House Committee Votes To Make Medicaid Cuts Permanent

Mar 21, 2019
Originally published on March 20, 2019 9:34 am

House Republicans on Tuesday released a proposed health-care budget and an accompanying bill that could lead to putting people with disabilities in managed-care plans. 

The proposed budget for the upcoming fiscal year also would make permanent a $103 million reduction to the state’s Medicaid program and reduce Medicaid spending at Florida’s hospitals by about $111 million in federal and state funds. Those reductions would come in reimbursements for inpatient and outpatient care.

The House Health Care Appropriations Subcommittee did not receive any public testimony about Chairwoman MaryLynn Magar’s proposed budget.

But the accompanying bill, which would make necessary statutory changes to carry out the budget, passed by just a one-vote margin with all the Democrats on the committee voting against it.

Republicans voted in a bloc to advance the measure. Several lawmakers were absent when the vote was taken, presenting bills in other committees.

Debate on the bill also was limited, with only Rep. Loranne Ausley, D-Tallahassee, speaking against it.

“Generally, I think there are some provisions in here I have concerns with,” she said, noting that she didn’t think the state should make permanent a decision to eliminate a 90-day period people have to fill out Medicaid paperwork and qualify for coverage.

The Legislature last year agreed to eliminate the longstanding 90-day policy and  — for one year — to require people to fill out Medicaid paperwork the same month they qualify for the  program. The Legislature exempted pregnant women and children from the change, which means it only impacts seniors and people with disabilities.

The House has recommended making the cut permanent by including it in the bill that would accompany the new budget. While the Senate won’t release its proposed health-care spending plan until Wednesday, senators are moving forward with a separate bill that would make the $103 million cut permanent.

Karen Woodall, executive director of the Florida Center for Fiscal and Economic Policy, is lobbying lawmakers to move ahead with the cut, but to include it in the budget, so it would only be in effect for the coming year — and not be permanent. The budget is an annual document.

Woodall said lawmakers should examine the impact that the change has on elderly and disabled residents before moving to make it permanent. The federal government, which approved the change for the current year, directed the state to examine what impact it would have.

The House also would require the state Agency for Persons with Disabilities to remodel its existing Medicaid “waiver” program for people with disabilities if it runs a deficit at the end of June.

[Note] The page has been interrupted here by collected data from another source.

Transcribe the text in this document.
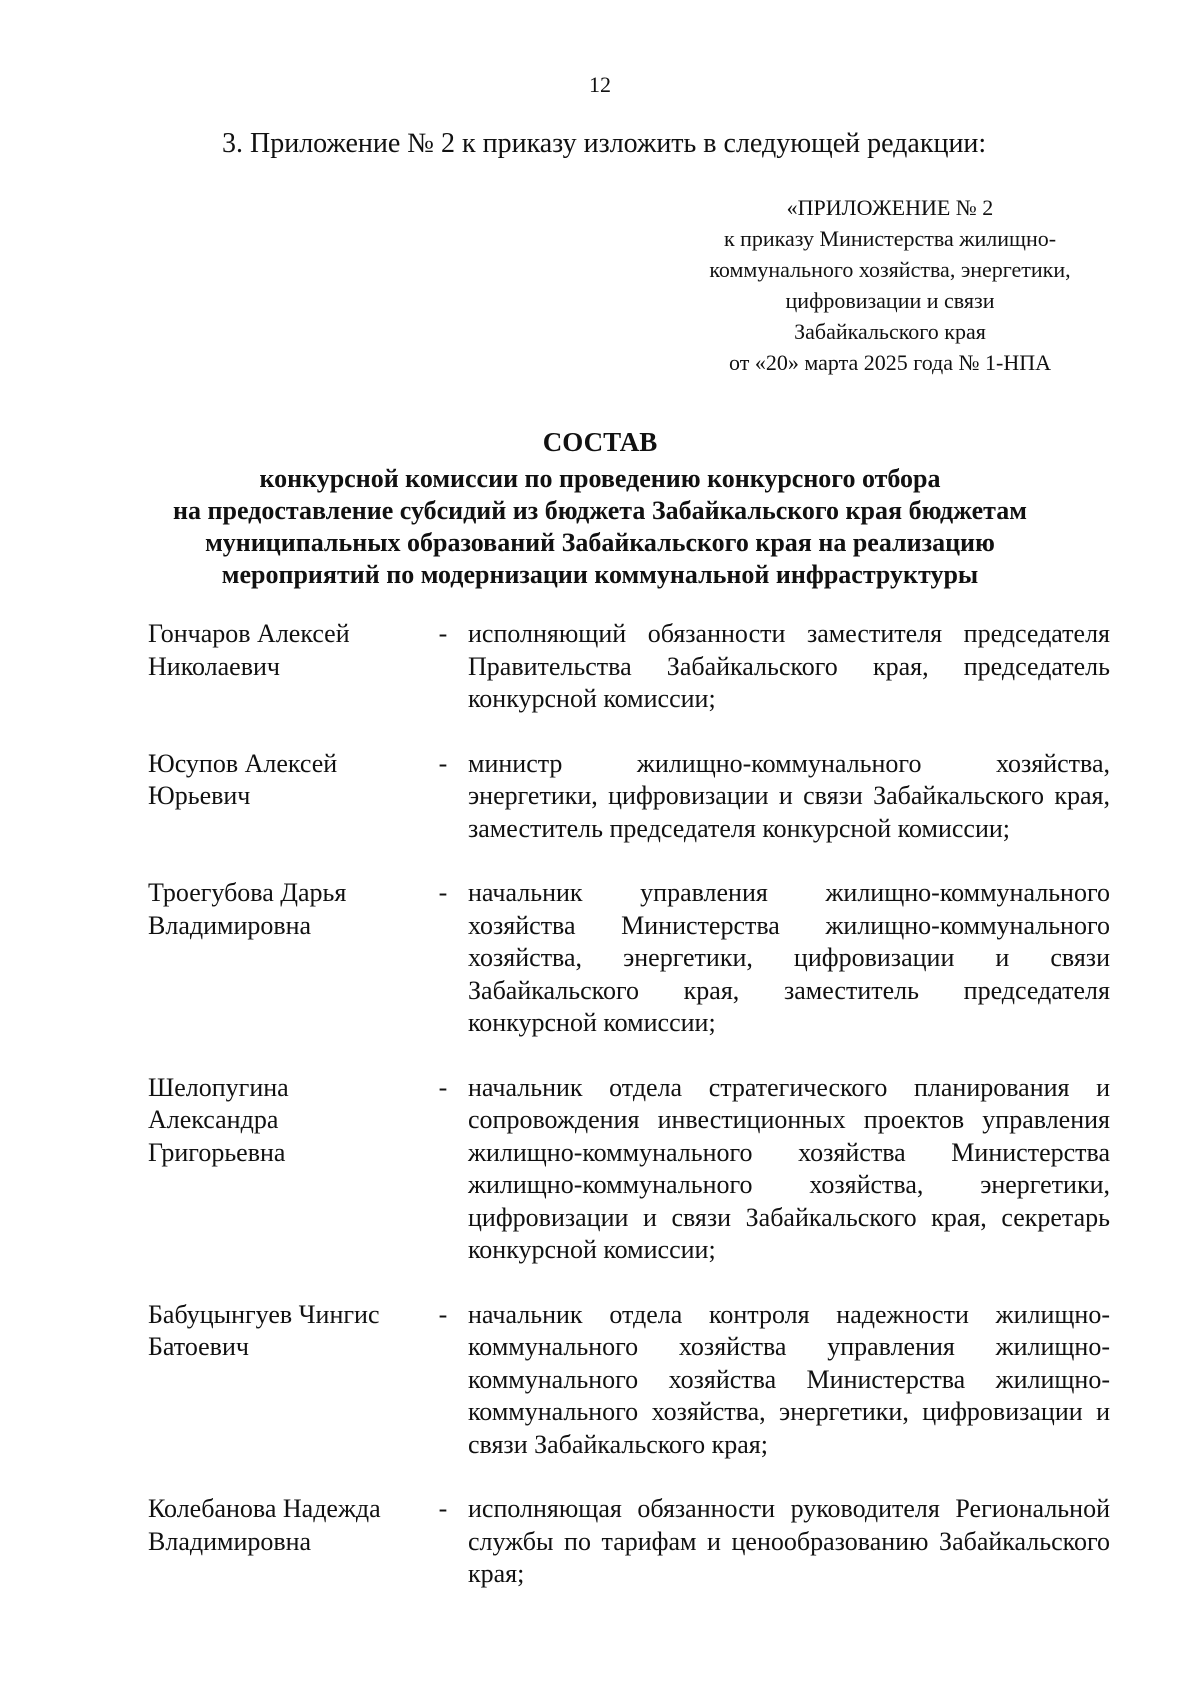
12
3. Приложение № 2 к приказу изложить в следующей редакции:
«ПРИЛОЖЕНИЕ № 2
к приказу Министерства жилищно-
коммунального хозяйства, энергетики,
цифровизации и связи
Забайкальского края
от «20» марта 2025 года № 1-НПА
СОСТАВ
конкурсной комиссии по проведению конкурсного отбора
на предоставление субсидий из бюджета Забайкальского края бюджетам
муниципальных образований Забайкальского края на реализацию
мероприятий по модернизации коммунальной инфраструктуры
Гончаров Алексей
Николаевич
- исполняющий обязанности заместителя председателя Правительства Забайкальского края, председатель конкурсной комиссии;
Юсупов Алексей
Юрьевич
- министр жилищно-коммунального хозяйства, энергетики, цифровизации и связи Забайкальского края, заместитель председателя конкурсной комиссии;
Троегубова Дарья
Владимировна
- начальник управления жилищно-коммунального хозяйства Министерства жилищно-коммунального хозяйства, энергетики, цифровизации и связи Забайкальского края, заместитель председателя конкурсной комиссии;
Шелопугина
Александра
Григорьевна
- начальник отдела стратегического планирования и сопровождения инвестиционных проектов управления жилищно-коммунального хозяйства Министерства жилищно-коммунального хозяйства, энергетики, цифровизации и связи Забайкальского края, секретарь конкурсной комиссии;
Бабуцынгуев Чингис
Батоевич
- начальник отдела контроля надежности жилищно-коммунального хозяйства управления жилищно-коммунального хозяйства Министерства жилищно-коммунального хозяйства, энергетики, цифровизации и связи Забайкальского края;
Колебанова Надежда
Владимировна
- исполняющая обязанности руководителя Региональной службы по тарифам и ценообразованию Забайкальского края;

Ausley said it is “pretty clear” that there is a deficit and that the best thing for the state to do would be to better fund the program, which uses a system known as iBudget. The program serves about 34,000 people with intellectual and developmental disabilities. There are about 21,000 more on the waiting list for the program.

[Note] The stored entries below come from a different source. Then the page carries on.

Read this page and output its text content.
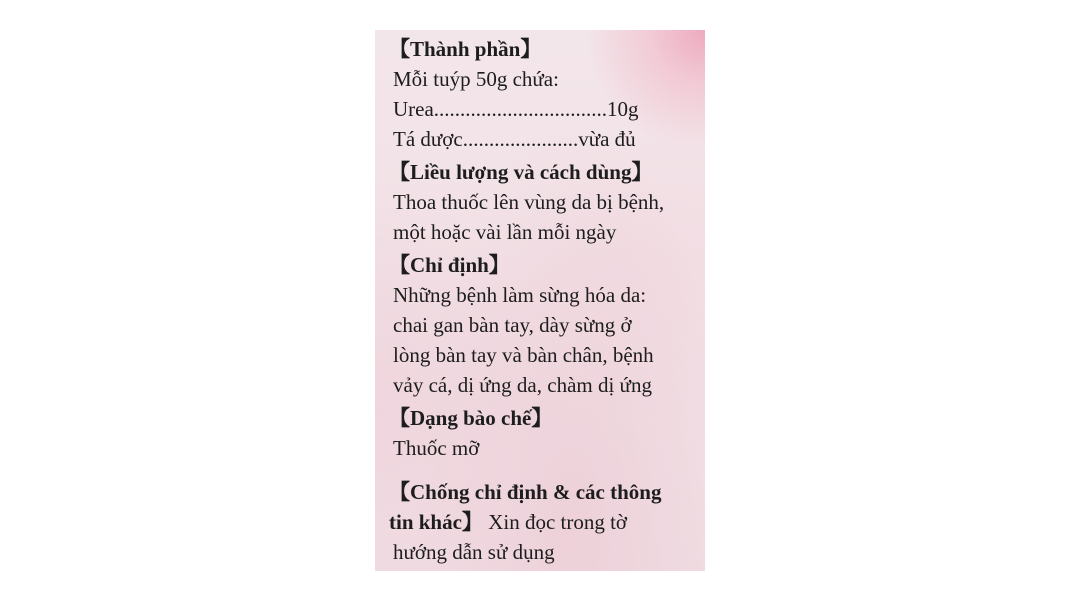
【Thành phần】
Mỗi tuýp 50g chứa:
Urea.................................10g
Tá dược......................vừa đủ
【Liều lượng và cách dùng】
Thoa thuốc lên vùng da bị bệnh,
một hoặc vài lần mỗi ngày
【Chỉ định】
Những bệnh làm sừng hóa da:
chai gan bàn tay, dày sừng ở
lòng bàn tay và bàn chân, bệnh
vảy cá, dị ứng da, chàm dị ứng
【Dạng bào chế】
Thuốc mỡ
【Chống chỉ định & các thông
tin khác】 Xin đọc trong tờ
hướng dẫn sử dụng
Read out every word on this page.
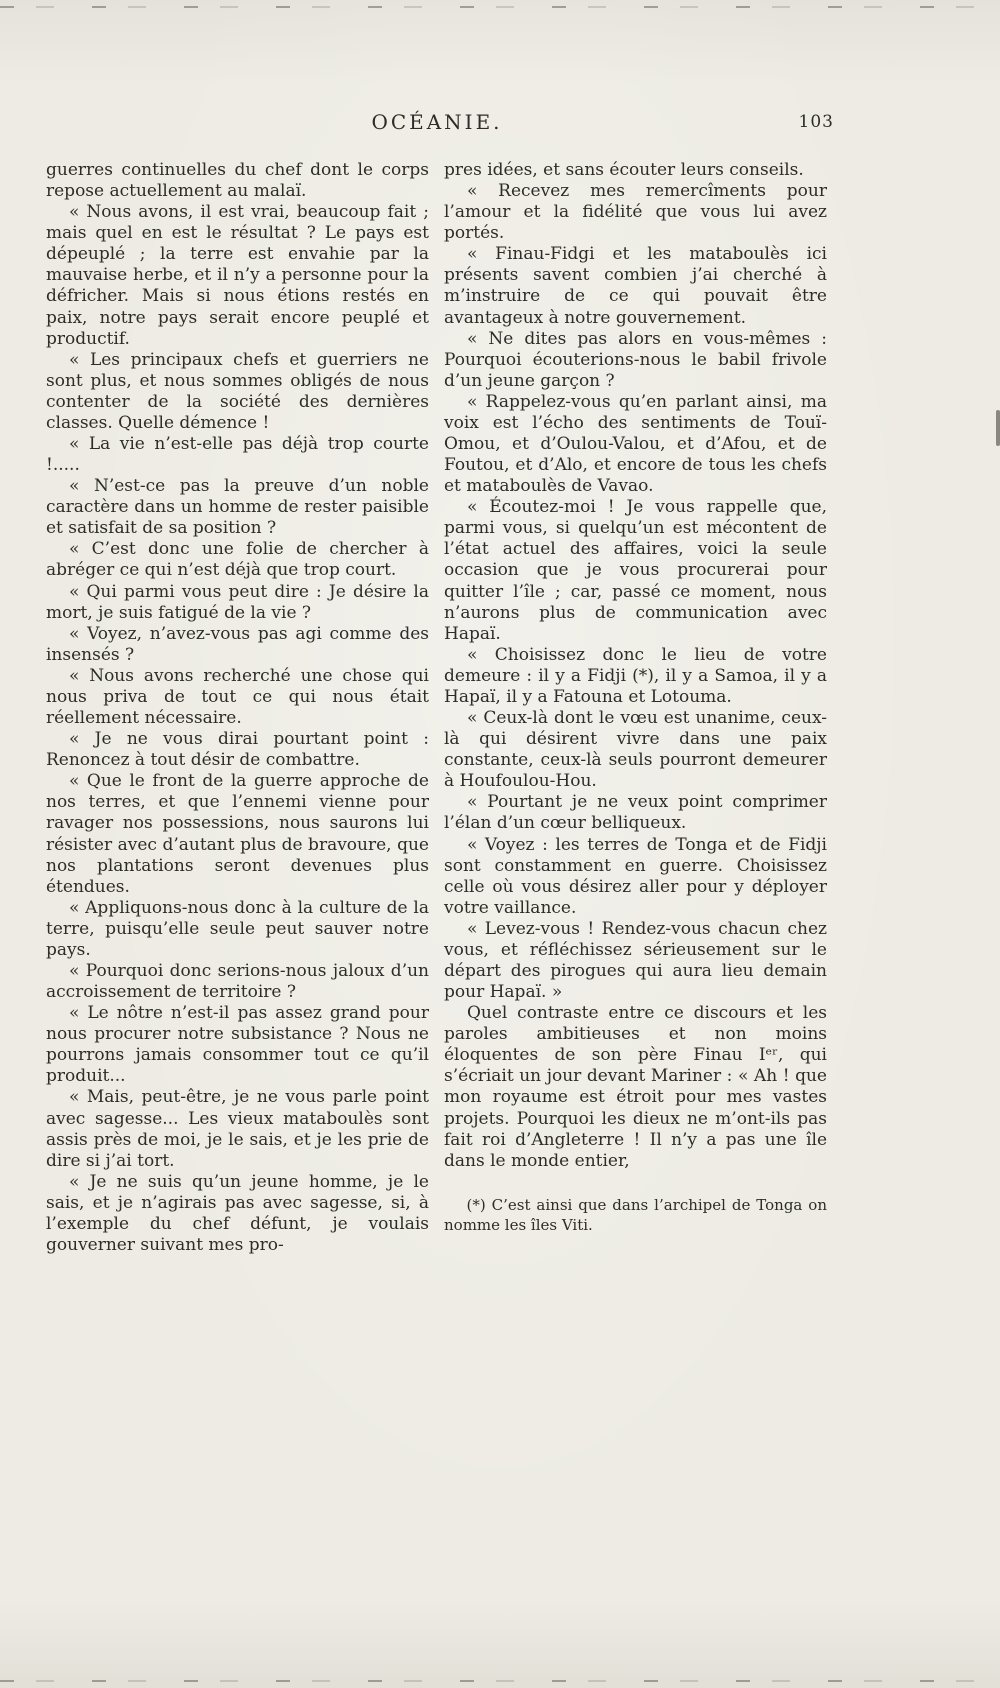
OCÉANIE.	103

guerres continuelles du chef dont le corps repose actuellement au malaï.

« Nous avons, il est vrai, beaucoup fait ; mais quel en est le résultat ? Le pays est dépeuplé ; la terre est envahie par la mauvaise herbe, et il n’y a personne pour la défricher. Mais si nous étions restés en paix, notre pays serait encore peuplé et productif.

« Les principaux chefs et guerriers ne sont plus, et nous sommes obligés de nous contenter de la société des dernières classes. Quelle démence !

« La vie n’est-elle pas déjà trop courte !.....

« N’est-ce pas la preuve d’un noble caractère dans un homme de rester paisible et satisfait de sa position ?

« C’est donc une folie de chercher à abréger ce qui n’est déjà que trop court.

« Qui parmi vous peut dire : Je désire la mort, je suis fatigué de la vie ?

« Voyez, n’avez-vous pas agi comme des insensés ?

« Nous avons recherché une chose qui nous priva de tout ce qui nous était réellement nécessaire.

« Je ne vous dirai pourtant point : Renoncez à tout désir de combattre.

« Que le front de la guerre approche de nos terres, et que l’ennemi vienne pour ravager nos possessions, nous saurons lui résister avec d’autant plus de bravoure, que nos plantations seront devenues plus étendues.

« Appliquons-nous donc à la culture de la terre, puisqu’elle seule peut sauver notre pays.

« Pourquoi donc serions-nous jaloux d’un accroissement de territoire ?

« Le nôtre n’est-il pas assez grand pour nous procurer notre subsistance ? Nous ne pourrons jamais consommer tout ce qu’il produit...

« Mais, peut-être, je ne vous parle point avec sagesse... Les vieux mataboulès sont assis près de moi, je le sais, et je les prie de dire si j’ai tort.

« Je ne suis qu’un jeune homme, je le sais, et je n’agirais pas avec sagesse, si, à l’exemple du chef défunt, je voulais gouverner suivant mes pro-

pres idées, et sans écouter leurs conseils.

« Recevez mes remercîments pour l’amour et la fidélité que vous lui avez portés.

« Finau-Fidgi et les mataboulès ici présents savent combien j’ai cherché à m’instruire de ce qui pouvait être avantageux à notre gouvernement.

« Ne dites pas alors en vous-mêmes : Pourquoi écouterions-nous le babil frivole d’un jeune garçon ?

« Rappelez-vous qu’en parlant ainsi, ma voix est l’écho des sentiments de Touï-Omou, et d’Oulou-Valou, et d’Afou, et de Foutou, et d’Alo, et encore de tous les chefs et mataboulès de Vavao.

« Écoutez-moi ! Je vous rappelle que, parmi vous, si quelqu’un est mécontent de l’état actuel des affaires, voici la seule occasion que je vous procurerai pour quitter l’île ; car, passé ce moment, nous n’aurons plus de communication avec Hapaï.

« Choisissez donc le lieu de votre demeure : il y a Fidji (*), il y a Samoa, il y a Hapaï, il y a Fatouna et Lotouma.

« Ceux-là dont le vœu est unanime, ceux-là qui désirent vivre dans une paix constante, ceux-là seuls pourront demeurer à Houfoulou-Hou.

« Pourtant je ne veux point comprimer l’élan d’un cœur belliqueux.

« Voyez : les terres de Tonga et de Fidji sont constamment en guerre. Choisissez celle où vous désirez aller pour y déployer votre vaillance.

« Levez-vous ! Rendez-vous chacun chez vous, et réfléchissez sérieusement sur le départ des pirogues qui aura lieu demain pour Hapaï. »

Quel contraste entre ce discours et les paroles ambitieuses et non moins éloquentes de son père Finau Iᵉʳ, qui s’écriait un jour devant Mariner : « Ah ! que mon royaume est étroit pour mes vastes projets. Pourquoi les dieux ne m’ont-ils pas fait roi d’Angleterre ! Il n’y a pas une île dans le monde entier,

(*) C’est ainsi que dans l’archipel de Tonga on nomme les îles Viti.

It is one of the few Medicaid programs that runs independently from a statewide Medicaid managed-care program. As of February, Florida had about 3.8 million Medicaid beneficiaries, with nearly 3 million of them enrolled in managed care.

“Rather than putting them through corrective action, the most critical thing we could do is to provide them with more resources to serve their population,” Ausley said regarding the APD proposal.

Overall, Magar, R-Tequesta, released a budget that proposes spending nearly $37.2 billion in five state agencies related to health and human services. The Agency for Health Care Administration, which runs the Medicaid program, accounts for the majority of the spending, with $29 billion.

The full House and Senate in the coming weeks will approve overall budgets and then enter negotiations on a final spending plan for the 2019-2020 fiscal year, which starts July 1. The House proposal on Tuesday is an early iteration of the spending plan.